Refrain from Discursive Speculation
The practice of Buddha dharma is not based on discursive thinking; one should not take what he sees, hears, perceives and thinks as definitive. One must restraint oneself in order to stand on firm ground and take each step with a calm mind abiding in the principle of the teaching, then all obstructions will be removed, and great liberation and freedom will be achieved as we repay the benevolent blessings from our parents, teachers, the community, and all beings, and bring salvation to the three woeful states of existence.
Expounding the Dharma requires vast mind capacity, strict observance of the precepts, wisdom, compassion, spiritual realization, skillful means, continuous refinement and training, and most importantly one must resonate and go deeply in the teaching with a singular focus.
This solemn task is beyond merely researching the Internet and passing along to others what one considers to be good information. Even worse is where one considers spreading speculative ideas to others as propagating the Dharma. Doing so is to mistake confusion for breadth of knowledge and cleverness for realization. A disciple must first enter the lineage of a teaching, deepening and immersing oneself in it until breaking through the Initial Gate, the Second Gate, and the Final Prison Gate. After the fetters of false views have been dispelled and the fetters of habitual tendencies are gradually purified, one inquires deeply into the core of sutra teachings, then one may carefully expand and absorb the views and realizations from different lineages and sects. Before reaching this stage, studying teachings from other sects are at best a form of distracted and varied practices.
In the lineage of Zen, the moment a thought arises one becomes aware, and that awareness instantly terminates and empties that thought. One ceaselessly inquires and penetrates into his primordial nature, breaking through barriers after barriers until he is firmly established on that singular, upward, straight Path to the truth. Other than this, all considerations are nothing but the birth and death of the discriminating consciousness.

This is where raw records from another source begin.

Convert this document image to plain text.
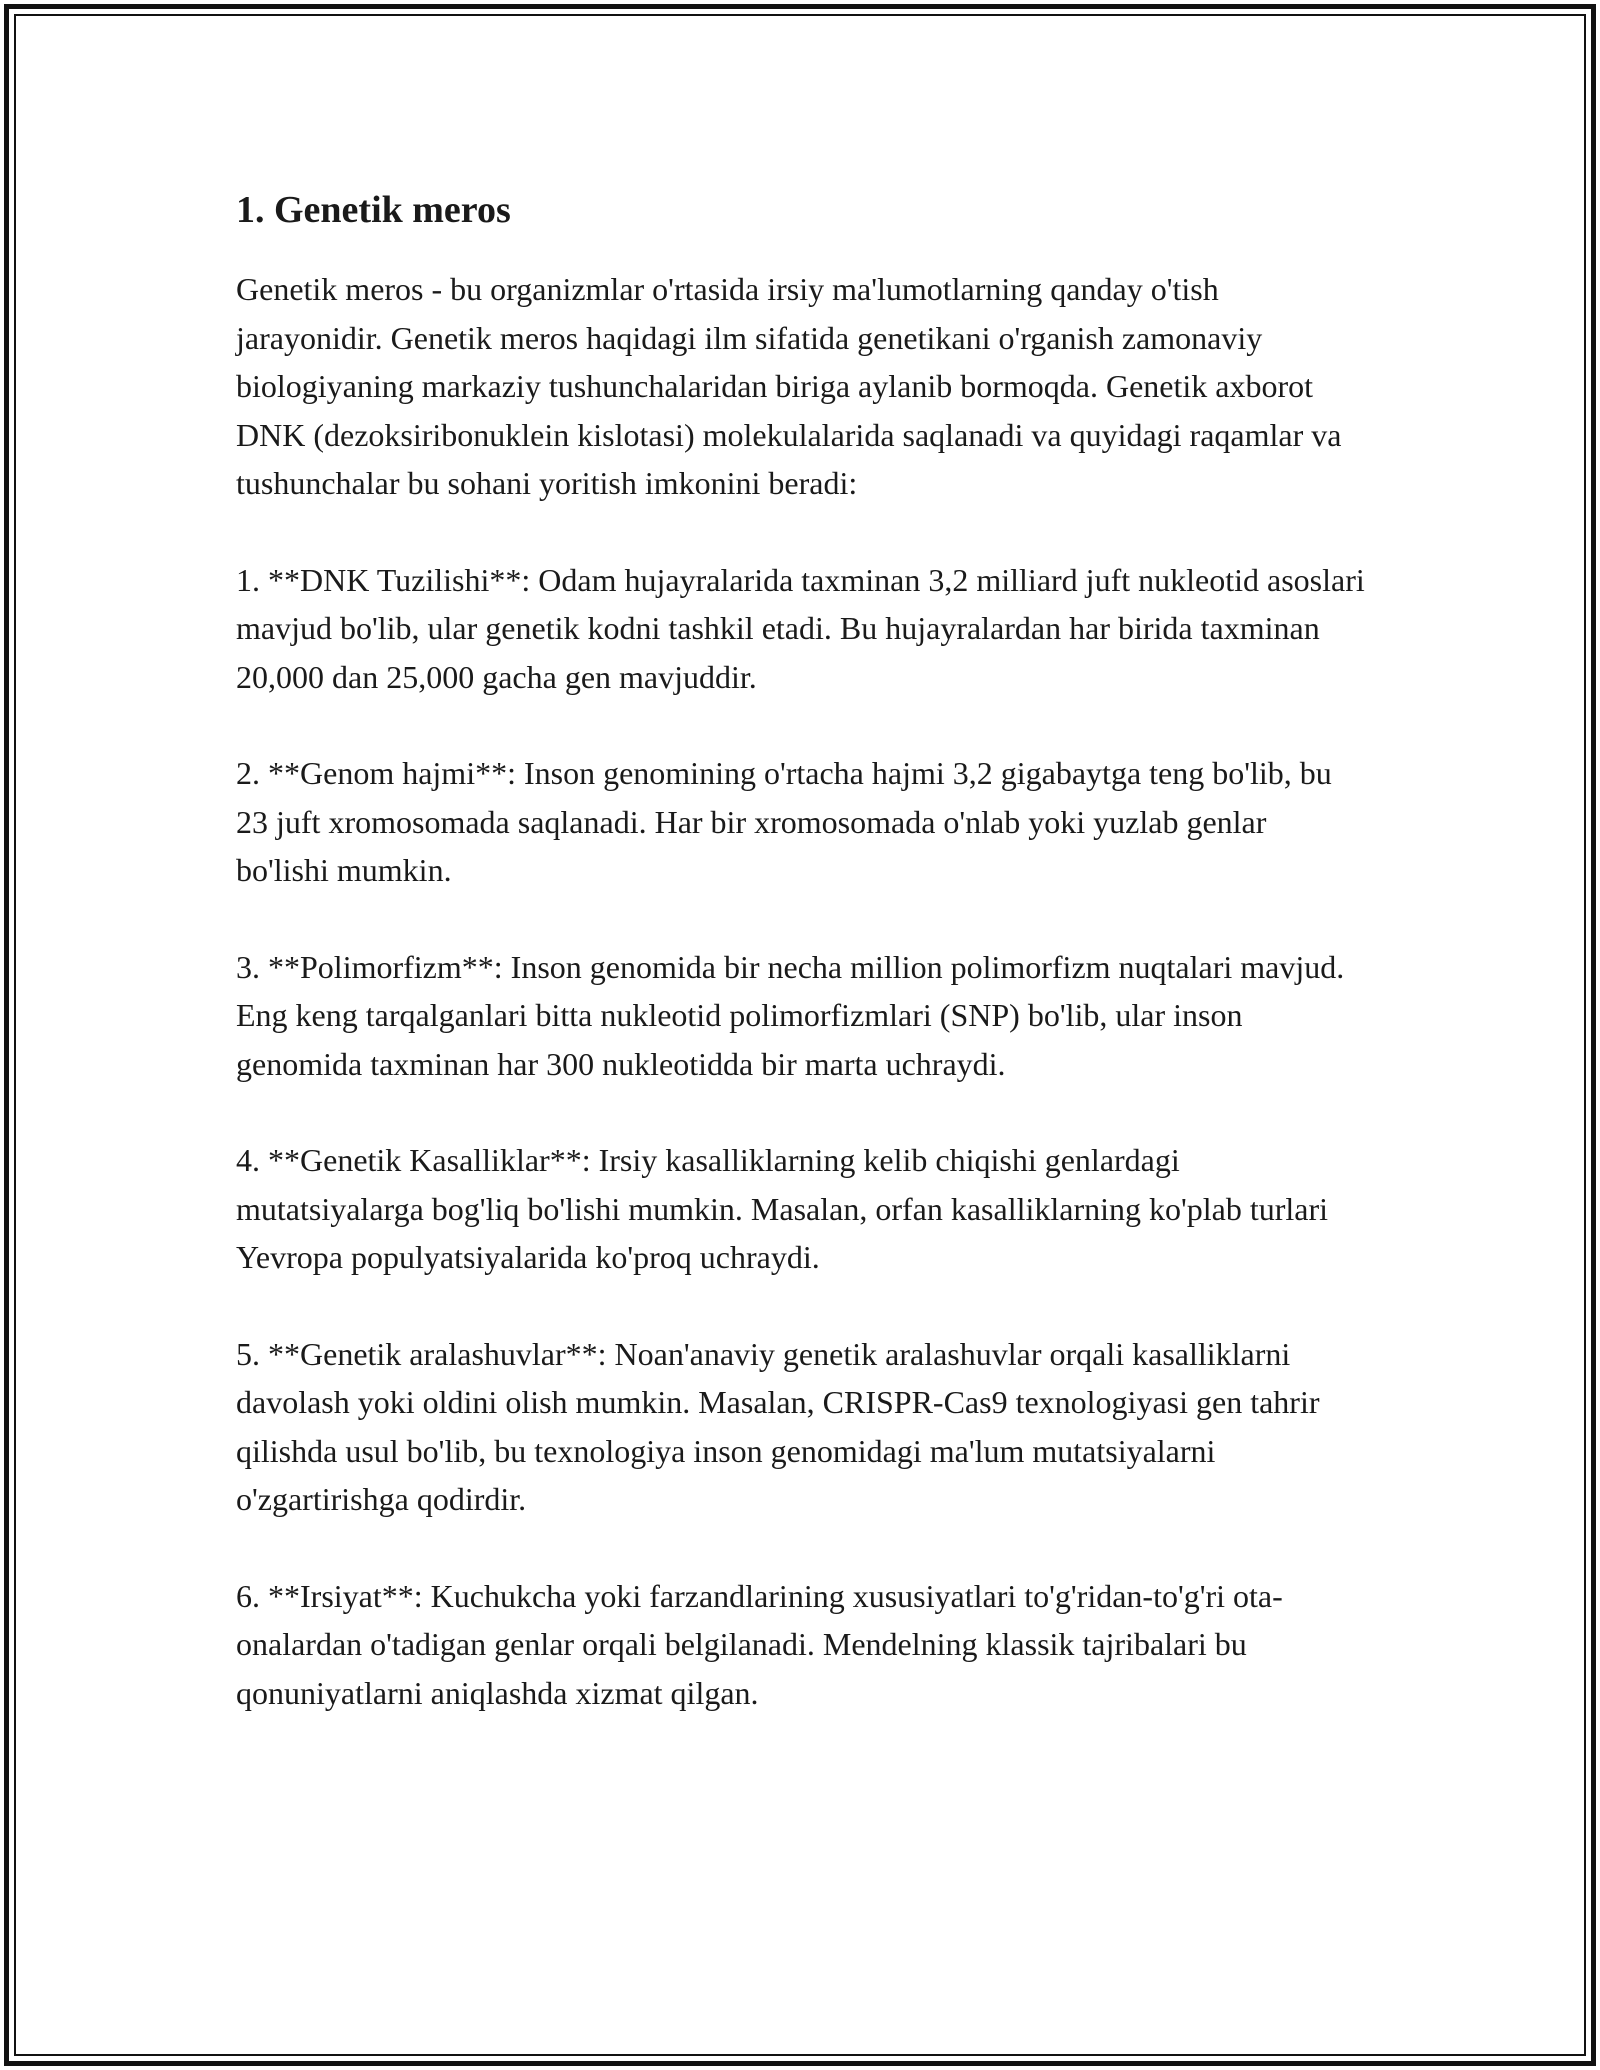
1. Genetik meros

Genetik meros - bu organizmlar o'rtasida irsiy ma'lumotlarning qanday o'tish jarayonidir. Genetik meros haqidagi ilm sifatida genetikani o'rganish zamonaviy biologiyaning markaziy tushunchalaridan biriga aylanib bormoqda. Genetik axborot DNK (dezoksiribonuklein kislotasi) molekulalarida saqlanadi va quyidagi raqamlar va tushunchalar bu sohani yoritish imkonini beradi:

1. **DNK Tuzilishi**: Odam hujayralarida taxminan 3,2 milliard juft nukleotid asoslari mavjud bo'lib, ular genetik kodni tashkil etadi. Bu hujayralardan har birida taxminan 20,000 dan 25,000 gacha gen mavjuddir.

2. **Genom hajmi**: Inson genomining o'rtacha hajmi 3,2 gigabaytga teng bo'lib, bu 23 juft xromosomada saqlanadi. Har bir xromosomada o'nlab yoki yuzlab genlar bo'lishi mumkin.

3. **Polimorfizm**: Inson genomida bir necha million polimorfizm nuqtalari mavjud. Eng keng tarqalganlari bitta nukleotid polimorfizmlari (SNP) bo'lib, ular inson genomida taxminan har 300 nukleotidda bir marta uchraydi.

4. **Genetik Kasalliklar**: Irsiy kasalliklarning kelib chiqishi genlardagi mutatsiyalarga bog'liq bo'lishi mumkin. Masalan, orfan kasalliklarning ko'plab turlari Yevropa populyatsiyalarida ko'proq uchraydi.

5. **Genetik aralashuvlar**: Noan'anaviy genetik aralashuvlar orqali kasalliklarni davolash yoki oldini olish mumkin. Masalan, CRISPR-Cas9 texnologiyasi gen tahrir qilishda usul bo'lib, bu texnologiya inson genomidagi ma'lum mutatsiyalarni o'zgartirishga qodirdir.

6. **Irsiyat**: Kuchukcha yoki farzandlarining xususiyatlari to'g'ridan-to'g'ri ota-onalardan o'tadigan genlar orqali belgilanadi. Mendelning klassik tajribalari bu qonuniyatlarni aniqlashda xizmat qilgan.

Training a disciple is like treating an eye disease with a golden acupuncture needle; a slight error can injure and destroy the eye itself. To administer a cure, one must know clearly the name of the medicine, its energetic quality, quantity, combination, conflict and synergy, preparation procedure, protocol of taking it and various dietary prohibitions. Any mix-up in this process will not only fail to deliver a cure – even with the highest quality of medicine – but also increase toxicity. In the practice of Zen, one must avoid distracting the mind and dissipating the energy of one’s effort. If the mind is still covetous and grasping, a practitioner will eventually descend into the ranks of those trapped in discursive thinking and distracted and varied practices.
Without the urgency to end birth and death, the profundity and severity of birth and death cannot be appreciated; without genuine practice and solid realization, all teachings will turn into games of mental discrimination. This is true of individual practice and even more so for in the task of teaching and liberating all sentient beings. Most people like to present themselves as teachers yet never honestly assess their own qualification. They do not know the progressive stages of the Dharma and the purity and defilement of phenomena. Therefore, they must exercise caution, treading carefully as if on thin ice when expressing their own view.
Ordinary beings lack awareness; they know neither who they are nor who their teacher is. To speculate the teacher’s meaning is like attempting to measuring the vastness of the ocean using a ladle with no hope of ever arriving at the truth.
The path of individual cultivation is far from over,
How can one attempt to benefit others;
If one knows not to focus on his own affairs,
The deluded mind wanders endlessly in speculative thoughts.
One’s own task has not completed,
Extraneous words benefit no one;
Essence is to be realized though ‘no-mind’,
Don’t turn teachings into trivial talk.
A disciple must know – before the barriers broken, attachments severed, delusion dispelled, awakening realized, emptiness perfected – that even the most wondrous philosophical discourse is nothing more than speculation, not real. A disciple in every utterance and conduct of the four dignities – sitting, standing, walking, and lying down – must be measured, cautious, restrained and devoid of all discursive speculation.